Une lecture au présent
Bruxelles
Complexe
2003
164 p.

Quelle belle tête de mule !

Terrible, ce Rabelais revisité, le plus souvent applaudi, parfois égratigné par Vaneigem : « La part la plus faible de sa pensée tient à coup sûr à cette peur et à ce mépris de la femme... » Terri­blement notre contemporain, Rabelais : lors de la « fête des crevailles », les goinfres ex­plosaient, comme on voit aujourd'hui « qu'aspirés par le terrible néant de la vie, des jeunes gens s'enflent d'idées mortes et se ceignent d'explosifs pour périr en entraî­nant leurs semblables dans la mort ». À l'issue de cette revisite, Rabelais apparaît comme l'indéniable précurseur d'un Vaneigem opiniâtre qui persiste et signe. Et de miser sur la générosité (à l'instar d'un Gar­gantua miséricordieux envers Picrochole qui a dévasté son pays), et de recommander la correction des erreurs plutôt que le châti­ment, et de relayer le mépris affiché dans le Gargantua envers les prêtres, ces « impos­teurs [...] qui empoisonnent les âmes », et de souligner l'audace impavide (dangereuse en ce temps-là) de qui se gausse de la virgi­nité de Marie en racontant un accouche­ment par l'oreille (« Mais si le vouloir de Dieu tel eût été, diriez-vous qu'il ne l'eût pu faire ? »), et de louer la célébration « de l'animalité et de son affinement », et d'ap­plaudir au progrès didactique accompli quand on passe de la première éducation dispensée à Gargantua (ennui et passivité de l'élève gavé de connaissances désincarnées) à la seconde (« une éducation permanente permettant à l'enfant de devenir adulte et à l'adulte de retrouver la curiosité émerveillée de l'enfant »), et de célébrer enfin, en point d'orgue, la fondation de l'abbaye de Thélème, « projet de société où la liberté et raf­finement des mœurs éradiqueront la barbarie des fanatismes religieux, idéologiques et marchands... »


Raoul VANEIGEM
Rien n'est sacré, tout peut se dire !
Réflexions sur la liberté d'expression
Paris
La Découverte
2003
93 p.

Le sujet de Rien n'est sacré, tout peut se dire avait été, jusqu'ici, moins largement abordé par Vaneigem. Qu'à cela ne tienne : la li­berté d'expression doit être « sans limite » — morale, politique ou juridique. Ça fera hurler quelques âmes trop belles pour être tout à fait honnêtes : ici hantées par l'obses­sion sécuritaire, là préconisant l'interdiction pêle-mêle des ouvrages négationnistes et du voile islamique, ailleurs frileusement ca­mouflées sous le secret d'État. À rebours, Vaneigem : « Autorisez toutes les opinions, nous saurons reconnaître les nôtres... » Interdit d'interdire, avec ce cor­rectif considérable : « L'absolue tolérance de toutes les opinions doit avoir pour fonde­ment l'intolérance absolue de toutes les bar­baries. » Y compris n'importe quelle sacrali­sation : puisque « la religion relève d'une transaction personnelle [...], il est inadmis­sible qu'elle s'impose sous les dehors d'une institution, ecclésiale ou étatique, devant la­quelle il faille s'incliner ». Interdit d'inter­dire, encore, quand l'interdiction n'éradique (elle les conforterait plutôt) ni la bêtise ni l'ignominie. L'antidote ? « ... la meilleure critique d'un état de fait déplorable consiste à créer la situation qui y remédie. » Interdit d'interdire, enfin, car ce serait mépriser ceux à qui s'adresse un discours nocif (raciste, sexiste, sadique, sectaire, nationaliste, etc.) et « les supposer inaptes à le rejeter comme aberrant ou ignoble ».
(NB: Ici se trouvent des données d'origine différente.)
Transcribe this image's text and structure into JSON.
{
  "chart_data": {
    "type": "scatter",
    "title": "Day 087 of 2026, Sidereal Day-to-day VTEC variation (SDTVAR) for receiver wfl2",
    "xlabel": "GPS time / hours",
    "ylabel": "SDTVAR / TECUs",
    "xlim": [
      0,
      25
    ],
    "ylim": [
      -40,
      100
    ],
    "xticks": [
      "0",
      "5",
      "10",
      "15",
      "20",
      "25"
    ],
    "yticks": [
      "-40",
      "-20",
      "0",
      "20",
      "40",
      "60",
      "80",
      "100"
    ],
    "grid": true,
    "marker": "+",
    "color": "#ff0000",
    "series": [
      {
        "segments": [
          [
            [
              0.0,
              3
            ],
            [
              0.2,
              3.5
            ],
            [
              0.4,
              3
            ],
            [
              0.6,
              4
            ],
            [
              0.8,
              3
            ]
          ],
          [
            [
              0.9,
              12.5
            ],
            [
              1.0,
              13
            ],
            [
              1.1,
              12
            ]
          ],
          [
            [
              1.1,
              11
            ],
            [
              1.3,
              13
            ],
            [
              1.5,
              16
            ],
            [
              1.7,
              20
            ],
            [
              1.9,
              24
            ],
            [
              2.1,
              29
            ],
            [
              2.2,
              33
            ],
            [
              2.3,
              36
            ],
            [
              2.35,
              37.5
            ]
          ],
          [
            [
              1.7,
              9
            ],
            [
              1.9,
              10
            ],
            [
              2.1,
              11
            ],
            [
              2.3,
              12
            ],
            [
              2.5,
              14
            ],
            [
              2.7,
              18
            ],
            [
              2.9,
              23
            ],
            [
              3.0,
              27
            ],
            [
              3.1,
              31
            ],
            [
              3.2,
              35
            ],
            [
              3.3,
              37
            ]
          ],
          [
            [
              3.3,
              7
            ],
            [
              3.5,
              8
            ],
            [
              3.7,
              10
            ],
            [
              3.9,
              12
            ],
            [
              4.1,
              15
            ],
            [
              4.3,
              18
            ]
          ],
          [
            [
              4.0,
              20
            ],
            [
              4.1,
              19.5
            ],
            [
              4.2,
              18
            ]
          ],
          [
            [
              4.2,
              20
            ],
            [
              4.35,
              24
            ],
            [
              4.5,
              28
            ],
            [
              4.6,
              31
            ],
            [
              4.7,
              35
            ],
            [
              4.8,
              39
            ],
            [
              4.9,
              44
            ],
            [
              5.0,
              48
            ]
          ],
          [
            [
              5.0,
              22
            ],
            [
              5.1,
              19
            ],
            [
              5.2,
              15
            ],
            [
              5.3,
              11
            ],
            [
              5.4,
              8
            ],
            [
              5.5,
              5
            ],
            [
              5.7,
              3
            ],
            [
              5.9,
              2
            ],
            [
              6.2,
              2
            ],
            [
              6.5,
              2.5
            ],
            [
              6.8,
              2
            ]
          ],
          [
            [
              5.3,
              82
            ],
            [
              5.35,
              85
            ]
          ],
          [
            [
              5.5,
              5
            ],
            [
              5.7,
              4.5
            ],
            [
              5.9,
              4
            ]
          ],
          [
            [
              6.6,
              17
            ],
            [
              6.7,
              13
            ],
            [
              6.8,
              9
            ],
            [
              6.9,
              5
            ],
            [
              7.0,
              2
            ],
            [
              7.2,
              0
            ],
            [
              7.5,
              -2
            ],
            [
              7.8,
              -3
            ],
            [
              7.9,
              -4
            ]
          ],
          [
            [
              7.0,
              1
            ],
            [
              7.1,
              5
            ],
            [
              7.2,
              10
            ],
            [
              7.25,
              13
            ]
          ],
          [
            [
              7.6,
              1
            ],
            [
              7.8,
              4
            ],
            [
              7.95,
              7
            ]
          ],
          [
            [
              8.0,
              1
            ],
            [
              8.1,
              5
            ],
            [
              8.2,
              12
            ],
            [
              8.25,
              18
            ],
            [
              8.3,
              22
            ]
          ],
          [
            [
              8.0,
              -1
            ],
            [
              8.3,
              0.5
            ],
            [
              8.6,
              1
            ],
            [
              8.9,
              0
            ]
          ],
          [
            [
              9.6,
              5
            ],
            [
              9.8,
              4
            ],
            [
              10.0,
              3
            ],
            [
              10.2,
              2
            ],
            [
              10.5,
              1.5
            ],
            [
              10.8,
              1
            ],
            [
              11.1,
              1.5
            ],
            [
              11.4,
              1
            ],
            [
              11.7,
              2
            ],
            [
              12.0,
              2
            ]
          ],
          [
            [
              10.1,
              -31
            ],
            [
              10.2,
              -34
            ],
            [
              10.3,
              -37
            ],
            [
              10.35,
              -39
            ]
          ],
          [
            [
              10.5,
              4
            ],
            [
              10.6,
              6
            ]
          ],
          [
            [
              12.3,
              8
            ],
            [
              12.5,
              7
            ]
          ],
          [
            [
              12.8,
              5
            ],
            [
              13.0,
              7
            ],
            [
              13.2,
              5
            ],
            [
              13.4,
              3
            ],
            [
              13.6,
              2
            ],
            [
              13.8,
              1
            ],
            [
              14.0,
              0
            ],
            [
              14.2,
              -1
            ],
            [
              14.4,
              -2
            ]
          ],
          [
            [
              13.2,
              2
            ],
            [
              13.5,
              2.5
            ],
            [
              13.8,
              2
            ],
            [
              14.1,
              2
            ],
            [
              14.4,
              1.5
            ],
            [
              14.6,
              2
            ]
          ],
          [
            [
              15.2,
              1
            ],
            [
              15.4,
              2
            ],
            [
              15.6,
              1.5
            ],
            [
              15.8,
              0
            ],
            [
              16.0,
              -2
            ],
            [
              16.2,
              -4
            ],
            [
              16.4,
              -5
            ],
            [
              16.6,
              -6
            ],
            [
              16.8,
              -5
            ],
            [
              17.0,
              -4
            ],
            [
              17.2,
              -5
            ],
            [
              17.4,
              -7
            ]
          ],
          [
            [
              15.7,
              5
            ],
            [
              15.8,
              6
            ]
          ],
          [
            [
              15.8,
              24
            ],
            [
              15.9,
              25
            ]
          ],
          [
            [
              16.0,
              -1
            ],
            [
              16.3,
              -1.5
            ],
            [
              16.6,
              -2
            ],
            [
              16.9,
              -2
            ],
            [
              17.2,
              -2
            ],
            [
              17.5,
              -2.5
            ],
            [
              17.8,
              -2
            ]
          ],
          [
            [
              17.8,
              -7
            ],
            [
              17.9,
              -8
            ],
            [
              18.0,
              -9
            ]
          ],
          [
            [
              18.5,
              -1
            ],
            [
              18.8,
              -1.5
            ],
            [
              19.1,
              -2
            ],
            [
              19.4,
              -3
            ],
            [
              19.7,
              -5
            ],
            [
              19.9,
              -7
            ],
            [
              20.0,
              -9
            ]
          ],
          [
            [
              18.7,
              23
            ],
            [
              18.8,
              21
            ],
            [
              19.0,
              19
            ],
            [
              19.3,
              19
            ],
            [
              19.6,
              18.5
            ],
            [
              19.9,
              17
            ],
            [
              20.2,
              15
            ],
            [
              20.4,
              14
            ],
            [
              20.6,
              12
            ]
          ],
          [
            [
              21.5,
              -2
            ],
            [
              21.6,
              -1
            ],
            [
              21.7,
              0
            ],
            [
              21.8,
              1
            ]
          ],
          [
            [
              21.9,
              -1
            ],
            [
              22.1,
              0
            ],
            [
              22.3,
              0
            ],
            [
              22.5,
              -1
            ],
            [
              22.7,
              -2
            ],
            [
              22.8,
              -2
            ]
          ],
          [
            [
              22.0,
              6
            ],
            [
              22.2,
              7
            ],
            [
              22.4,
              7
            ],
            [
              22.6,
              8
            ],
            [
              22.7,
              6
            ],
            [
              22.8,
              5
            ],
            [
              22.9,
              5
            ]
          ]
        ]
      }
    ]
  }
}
Toute vérité se trouvant bonne à dire, Va­neigem réserve à quelques-uns des coups de griffe meurtriers : « Ne voit-on pas l'hor­reur de l'holocauste, dont le souvenir de­vrait prémunir contre tout acte inhumain, servir de caution à une politique israélienne qui accable le peuple palestinien et accuse d'antisémitisme quiconque élève la voix pour la réprouver ? » Et pan sur le bec de la téléréalité qui magnifie spectaculairement « l'exhibitionnisme d'individus choisissant de dévoiler leurs gestes quotidiens à des millions de spectateurs [...], installant ainsi de leur plein gré le système de surveillance dont George Orwell avait fait, sous le nom de Big Brother, l'arme formidable d'un pouvoir usant de la technologie à des fins totalitaires ».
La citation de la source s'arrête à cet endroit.